With love & gratitude,
3. Donation Thank You Email
Your fundraising site should notify you whenever you receive a donation and hopefully who it came from, unless they chose to be anonymous.
- Send a thank you to each donor as soon as possible after they made their donation.
- Do NOT send a mass email for your Thank You email ever. If someone spent their hard earned money to donate to your cause, you can take 3 minutes and send them a personal email to thank them.
- This is another good time to remind your donor about the charity and the difference their donation will make.
Sample Thank You email
Subject: Thank you for your support
THANK YOU for supporting us and Waffles by donating towards Strut Your Mutt, the Race to End Animal Cruelty!
Your donation makes a difference.

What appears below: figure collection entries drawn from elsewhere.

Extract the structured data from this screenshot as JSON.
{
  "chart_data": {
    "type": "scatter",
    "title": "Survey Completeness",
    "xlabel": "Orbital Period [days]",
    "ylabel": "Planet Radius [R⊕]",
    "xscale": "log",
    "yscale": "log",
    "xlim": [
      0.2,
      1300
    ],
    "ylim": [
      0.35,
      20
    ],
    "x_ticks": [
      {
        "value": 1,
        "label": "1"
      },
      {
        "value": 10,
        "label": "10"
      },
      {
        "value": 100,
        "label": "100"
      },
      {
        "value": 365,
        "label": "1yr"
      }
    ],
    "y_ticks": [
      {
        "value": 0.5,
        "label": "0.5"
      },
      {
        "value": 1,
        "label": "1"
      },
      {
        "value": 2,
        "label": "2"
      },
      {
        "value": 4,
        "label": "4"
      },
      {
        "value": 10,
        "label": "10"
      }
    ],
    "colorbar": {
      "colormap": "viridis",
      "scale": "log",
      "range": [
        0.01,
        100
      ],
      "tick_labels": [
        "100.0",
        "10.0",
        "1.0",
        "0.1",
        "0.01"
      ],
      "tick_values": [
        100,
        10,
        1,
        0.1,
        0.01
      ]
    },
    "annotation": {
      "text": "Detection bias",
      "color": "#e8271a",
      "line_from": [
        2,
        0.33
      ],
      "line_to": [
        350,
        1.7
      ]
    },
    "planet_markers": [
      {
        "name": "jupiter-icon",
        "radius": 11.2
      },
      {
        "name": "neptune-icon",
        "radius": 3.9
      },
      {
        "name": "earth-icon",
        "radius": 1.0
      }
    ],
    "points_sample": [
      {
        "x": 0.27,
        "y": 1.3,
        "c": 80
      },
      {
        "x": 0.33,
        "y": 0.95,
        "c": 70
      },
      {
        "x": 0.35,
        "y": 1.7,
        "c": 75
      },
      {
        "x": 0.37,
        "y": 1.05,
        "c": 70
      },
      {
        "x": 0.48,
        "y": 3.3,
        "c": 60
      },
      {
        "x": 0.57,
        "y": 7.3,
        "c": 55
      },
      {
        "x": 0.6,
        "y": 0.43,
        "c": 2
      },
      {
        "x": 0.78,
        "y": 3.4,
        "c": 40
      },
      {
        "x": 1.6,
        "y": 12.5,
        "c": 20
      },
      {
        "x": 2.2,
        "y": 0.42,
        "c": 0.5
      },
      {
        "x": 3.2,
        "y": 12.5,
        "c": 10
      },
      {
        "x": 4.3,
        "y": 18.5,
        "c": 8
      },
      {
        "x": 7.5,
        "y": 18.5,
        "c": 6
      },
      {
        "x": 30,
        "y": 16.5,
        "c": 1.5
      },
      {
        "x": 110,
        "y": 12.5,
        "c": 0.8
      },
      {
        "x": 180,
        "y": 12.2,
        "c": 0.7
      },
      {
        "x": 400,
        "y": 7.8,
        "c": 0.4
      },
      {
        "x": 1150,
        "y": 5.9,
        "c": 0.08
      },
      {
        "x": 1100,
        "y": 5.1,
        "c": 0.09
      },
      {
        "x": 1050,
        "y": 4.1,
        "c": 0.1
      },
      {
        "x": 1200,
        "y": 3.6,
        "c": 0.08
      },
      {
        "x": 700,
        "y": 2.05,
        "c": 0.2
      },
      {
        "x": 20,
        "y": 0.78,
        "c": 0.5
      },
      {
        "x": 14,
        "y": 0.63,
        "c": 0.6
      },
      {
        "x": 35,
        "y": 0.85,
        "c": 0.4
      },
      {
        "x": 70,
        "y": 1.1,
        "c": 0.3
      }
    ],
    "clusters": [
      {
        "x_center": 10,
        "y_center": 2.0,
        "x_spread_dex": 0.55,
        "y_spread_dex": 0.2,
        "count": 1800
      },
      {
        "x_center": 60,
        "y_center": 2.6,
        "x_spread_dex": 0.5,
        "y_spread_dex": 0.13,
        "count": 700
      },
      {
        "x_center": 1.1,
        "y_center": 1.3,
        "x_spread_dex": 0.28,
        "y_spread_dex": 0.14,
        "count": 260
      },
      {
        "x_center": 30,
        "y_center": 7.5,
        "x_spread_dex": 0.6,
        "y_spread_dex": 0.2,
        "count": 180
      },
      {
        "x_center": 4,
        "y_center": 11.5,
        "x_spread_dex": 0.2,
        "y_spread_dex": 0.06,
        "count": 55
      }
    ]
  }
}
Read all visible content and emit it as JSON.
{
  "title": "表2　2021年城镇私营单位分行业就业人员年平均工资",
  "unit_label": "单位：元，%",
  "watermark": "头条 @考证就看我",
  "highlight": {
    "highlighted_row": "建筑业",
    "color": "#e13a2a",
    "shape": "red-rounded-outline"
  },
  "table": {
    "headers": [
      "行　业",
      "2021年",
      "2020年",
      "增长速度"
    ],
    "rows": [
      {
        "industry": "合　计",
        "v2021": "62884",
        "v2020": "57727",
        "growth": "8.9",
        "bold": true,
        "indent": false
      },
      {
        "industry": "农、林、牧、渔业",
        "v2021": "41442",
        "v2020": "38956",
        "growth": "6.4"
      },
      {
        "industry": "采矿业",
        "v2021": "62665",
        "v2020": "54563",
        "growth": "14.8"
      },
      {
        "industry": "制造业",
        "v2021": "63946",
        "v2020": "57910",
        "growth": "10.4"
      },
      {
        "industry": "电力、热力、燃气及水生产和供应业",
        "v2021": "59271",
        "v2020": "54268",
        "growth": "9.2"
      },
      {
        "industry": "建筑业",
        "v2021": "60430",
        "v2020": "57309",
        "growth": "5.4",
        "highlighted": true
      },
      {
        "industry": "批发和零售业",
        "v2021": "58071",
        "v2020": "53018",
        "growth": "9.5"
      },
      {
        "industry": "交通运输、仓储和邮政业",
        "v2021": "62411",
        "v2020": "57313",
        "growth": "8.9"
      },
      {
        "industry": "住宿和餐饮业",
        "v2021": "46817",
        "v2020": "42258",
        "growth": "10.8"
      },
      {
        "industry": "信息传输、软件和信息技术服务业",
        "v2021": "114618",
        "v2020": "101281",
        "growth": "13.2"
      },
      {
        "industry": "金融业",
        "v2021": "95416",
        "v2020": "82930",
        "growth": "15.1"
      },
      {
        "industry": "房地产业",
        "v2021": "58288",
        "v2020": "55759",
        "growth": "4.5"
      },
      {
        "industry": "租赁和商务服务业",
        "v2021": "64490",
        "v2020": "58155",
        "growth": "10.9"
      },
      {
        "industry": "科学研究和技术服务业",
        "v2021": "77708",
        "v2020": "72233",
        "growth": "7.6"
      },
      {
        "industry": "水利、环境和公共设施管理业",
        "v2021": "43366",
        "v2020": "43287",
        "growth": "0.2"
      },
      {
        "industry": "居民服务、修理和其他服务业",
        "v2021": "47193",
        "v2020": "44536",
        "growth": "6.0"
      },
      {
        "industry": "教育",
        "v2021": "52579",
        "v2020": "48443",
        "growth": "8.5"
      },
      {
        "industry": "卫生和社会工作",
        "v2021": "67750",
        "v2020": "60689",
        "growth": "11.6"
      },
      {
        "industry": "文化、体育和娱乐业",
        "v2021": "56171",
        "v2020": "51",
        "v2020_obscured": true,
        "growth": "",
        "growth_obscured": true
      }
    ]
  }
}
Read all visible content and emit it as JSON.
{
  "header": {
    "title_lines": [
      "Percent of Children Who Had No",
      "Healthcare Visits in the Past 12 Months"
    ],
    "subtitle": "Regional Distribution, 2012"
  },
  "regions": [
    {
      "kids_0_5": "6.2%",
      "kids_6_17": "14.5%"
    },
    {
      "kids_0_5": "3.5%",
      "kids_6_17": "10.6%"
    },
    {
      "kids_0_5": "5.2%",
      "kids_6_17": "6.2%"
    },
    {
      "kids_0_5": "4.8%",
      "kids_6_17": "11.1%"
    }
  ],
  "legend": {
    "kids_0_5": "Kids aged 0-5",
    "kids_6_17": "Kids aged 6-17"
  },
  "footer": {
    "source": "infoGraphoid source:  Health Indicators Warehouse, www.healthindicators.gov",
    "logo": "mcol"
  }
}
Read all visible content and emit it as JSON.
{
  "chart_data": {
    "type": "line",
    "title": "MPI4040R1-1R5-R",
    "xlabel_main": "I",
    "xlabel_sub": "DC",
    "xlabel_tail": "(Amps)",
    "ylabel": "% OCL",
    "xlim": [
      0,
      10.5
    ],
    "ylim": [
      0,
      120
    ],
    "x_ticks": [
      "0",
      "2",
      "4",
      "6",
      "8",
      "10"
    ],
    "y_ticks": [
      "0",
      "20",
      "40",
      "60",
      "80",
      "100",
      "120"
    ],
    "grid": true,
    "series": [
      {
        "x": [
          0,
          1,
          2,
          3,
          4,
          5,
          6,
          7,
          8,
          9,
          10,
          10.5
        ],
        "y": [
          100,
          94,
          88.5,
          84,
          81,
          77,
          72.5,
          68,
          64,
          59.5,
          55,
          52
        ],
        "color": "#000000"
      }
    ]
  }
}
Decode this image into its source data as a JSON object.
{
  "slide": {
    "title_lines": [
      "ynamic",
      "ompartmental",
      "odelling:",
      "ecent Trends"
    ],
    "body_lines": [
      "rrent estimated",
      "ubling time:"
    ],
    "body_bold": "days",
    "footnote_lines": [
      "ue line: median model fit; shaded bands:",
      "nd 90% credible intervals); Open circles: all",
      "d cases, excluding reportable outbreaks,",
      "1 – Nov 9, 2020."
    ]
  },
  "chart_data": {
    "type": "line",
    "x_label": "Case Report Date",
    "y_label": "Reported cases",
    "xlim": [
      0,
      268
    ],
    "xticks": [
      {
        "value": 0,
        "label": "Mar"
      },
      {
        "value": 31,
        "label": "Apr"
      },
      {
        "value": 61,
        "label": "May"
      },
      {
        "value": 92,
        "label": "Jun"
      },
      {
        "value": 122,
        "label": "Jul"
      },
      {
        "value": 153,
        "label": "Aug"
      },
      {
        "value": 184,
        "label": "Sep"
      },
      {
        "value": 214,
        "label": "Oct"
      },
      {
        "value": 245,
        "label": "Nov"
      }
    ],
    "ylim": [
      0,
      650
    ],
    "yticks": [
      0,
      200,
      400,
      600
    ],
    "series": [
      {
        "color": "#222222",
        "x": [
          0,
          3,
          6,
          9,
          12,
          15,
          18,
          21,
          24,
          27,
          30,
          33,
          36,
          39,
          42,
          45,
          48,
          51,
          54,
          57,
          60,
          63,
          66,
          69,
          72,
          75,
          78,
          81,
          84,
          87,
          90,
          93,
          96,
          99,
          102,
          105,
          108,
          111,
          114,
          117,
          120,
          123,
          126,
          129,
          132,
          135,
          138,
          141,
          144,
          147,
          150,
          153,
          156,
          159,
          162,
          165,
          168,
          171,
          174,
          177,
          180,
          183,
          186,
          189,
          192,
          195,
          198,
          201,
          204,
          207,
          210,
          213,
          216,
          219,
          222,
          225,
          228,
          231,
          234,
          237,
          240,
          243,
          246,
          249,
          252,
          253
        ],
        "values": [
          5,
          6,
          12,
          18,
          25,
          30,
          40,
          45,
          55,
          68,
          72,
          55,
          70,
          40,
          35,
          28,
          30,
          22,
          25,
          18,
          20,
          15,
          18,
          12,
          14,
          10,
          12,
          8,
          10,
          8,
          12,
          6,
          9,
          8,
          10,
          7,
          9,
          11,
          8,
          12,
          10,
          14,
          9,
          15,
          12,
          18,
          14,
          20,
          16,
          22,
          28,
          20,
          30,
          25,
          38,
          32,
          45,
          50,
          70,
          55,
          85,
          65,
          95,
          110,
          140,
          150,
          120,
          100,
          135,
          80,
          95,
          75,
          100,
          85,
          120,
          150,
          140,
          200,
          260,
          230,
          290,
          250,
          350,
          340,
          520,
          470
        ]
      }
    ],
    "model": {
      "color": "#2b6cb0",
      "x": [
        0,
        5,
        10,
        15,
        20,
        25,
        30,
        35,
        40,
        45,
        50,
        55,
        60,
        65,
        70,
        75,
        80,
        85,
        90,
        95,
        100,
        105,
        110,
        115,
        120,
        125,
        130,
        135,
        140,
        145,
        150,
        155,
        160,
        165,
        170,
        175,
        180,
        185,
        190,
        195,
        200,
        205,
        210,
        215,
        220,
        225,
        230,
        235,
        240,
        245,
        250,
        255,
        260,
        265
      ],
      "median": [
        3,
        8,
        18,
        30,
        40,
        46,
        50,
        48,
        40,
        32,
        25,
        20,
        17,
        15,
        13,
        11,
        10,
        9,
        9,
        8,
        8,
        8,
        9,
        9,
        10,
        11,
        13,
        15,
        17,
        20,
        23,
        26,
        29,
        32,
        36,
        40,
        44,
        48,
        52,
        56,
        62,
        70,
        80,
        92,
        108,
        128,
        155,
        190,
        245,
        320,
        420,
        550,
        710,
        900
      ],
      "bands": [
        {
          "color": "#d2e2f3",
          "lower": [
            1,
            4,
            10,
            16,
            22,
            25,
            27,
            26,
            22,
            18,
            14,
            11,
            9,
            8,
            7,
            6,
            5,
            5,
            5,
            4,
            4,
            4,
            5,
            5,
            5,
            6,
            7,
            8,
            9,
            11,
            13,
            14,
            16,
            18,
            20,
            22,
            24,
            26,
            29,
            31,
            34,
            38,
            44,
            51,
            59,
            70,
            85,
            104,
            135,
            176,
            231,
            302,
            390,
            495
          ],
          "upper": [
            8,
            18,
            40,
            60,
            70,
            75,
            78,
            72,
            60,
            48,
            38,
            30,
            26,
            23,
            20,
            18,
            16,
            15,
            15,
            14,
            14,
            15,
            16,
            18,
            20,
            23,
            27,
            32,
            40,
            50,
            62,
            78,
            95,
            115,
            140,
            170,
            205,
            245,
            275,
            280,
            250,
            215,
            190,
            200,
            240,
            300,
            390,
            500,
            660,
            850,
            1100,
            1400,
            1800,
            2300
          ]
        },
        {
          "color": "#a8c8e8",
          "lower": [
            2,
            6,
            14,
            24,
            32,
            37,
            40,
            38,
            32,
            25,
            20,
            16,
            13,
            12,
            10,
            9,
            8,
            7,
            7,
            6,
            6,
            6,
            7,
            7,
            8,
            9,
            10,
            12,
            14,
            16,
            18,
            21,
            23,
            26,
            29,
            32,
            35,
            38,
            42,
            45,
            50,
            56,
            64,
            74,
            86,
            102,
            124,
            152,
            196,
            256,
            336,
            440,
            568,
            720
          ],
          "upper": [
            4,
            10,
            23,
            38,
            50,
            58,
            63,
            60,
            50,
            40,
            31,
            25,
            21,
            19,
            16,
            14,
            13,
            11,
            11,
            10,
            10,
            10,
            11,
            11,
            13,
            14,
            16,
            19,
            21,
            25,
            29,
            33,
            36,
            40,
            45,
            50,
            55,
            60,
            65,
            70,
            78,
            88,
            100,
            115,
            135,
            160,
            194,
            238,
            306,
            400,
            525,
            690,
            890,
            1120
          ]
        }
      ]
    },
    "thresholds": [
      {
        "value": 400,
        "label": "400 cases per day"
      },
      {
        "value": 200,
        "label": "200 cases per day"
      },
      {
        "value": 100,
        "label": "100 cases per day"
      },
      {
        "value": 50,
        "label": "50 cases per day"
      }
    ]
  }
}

Thanks to your support, and the work of thousands of other individuals and teams, this year the SPCA of Texas will change the lives of more than 50,000 North Texas animals.
With love and gratitude,
4. Post-Race Update Email
This is the final email you’ll send for this race. Once your race is completed, this is a nice way to let your donors know that your race and fundraising has ended.
- Send this email only to your donors. You can post a variation of the same thing on your social media accounts as well.
- Let everyone know how much you raised for your charity.
- Plan ahead and take a few photos at the event to include in this email.
Sample Post-Race Update email
Subject: I ran 13.1 miles and raised $2,000 for SPCA of Texas
I did it!! I completed Disney’s Princess Half Marathon on Sunday and, with your help, raised $2,000 of the SPCA of Texas, double my goal, and enough to provide care, food, and medical attention for 6 homeless pets! Thank you so much for sharing and celebrating this huge milestone in my life with me. Your support has meant so much.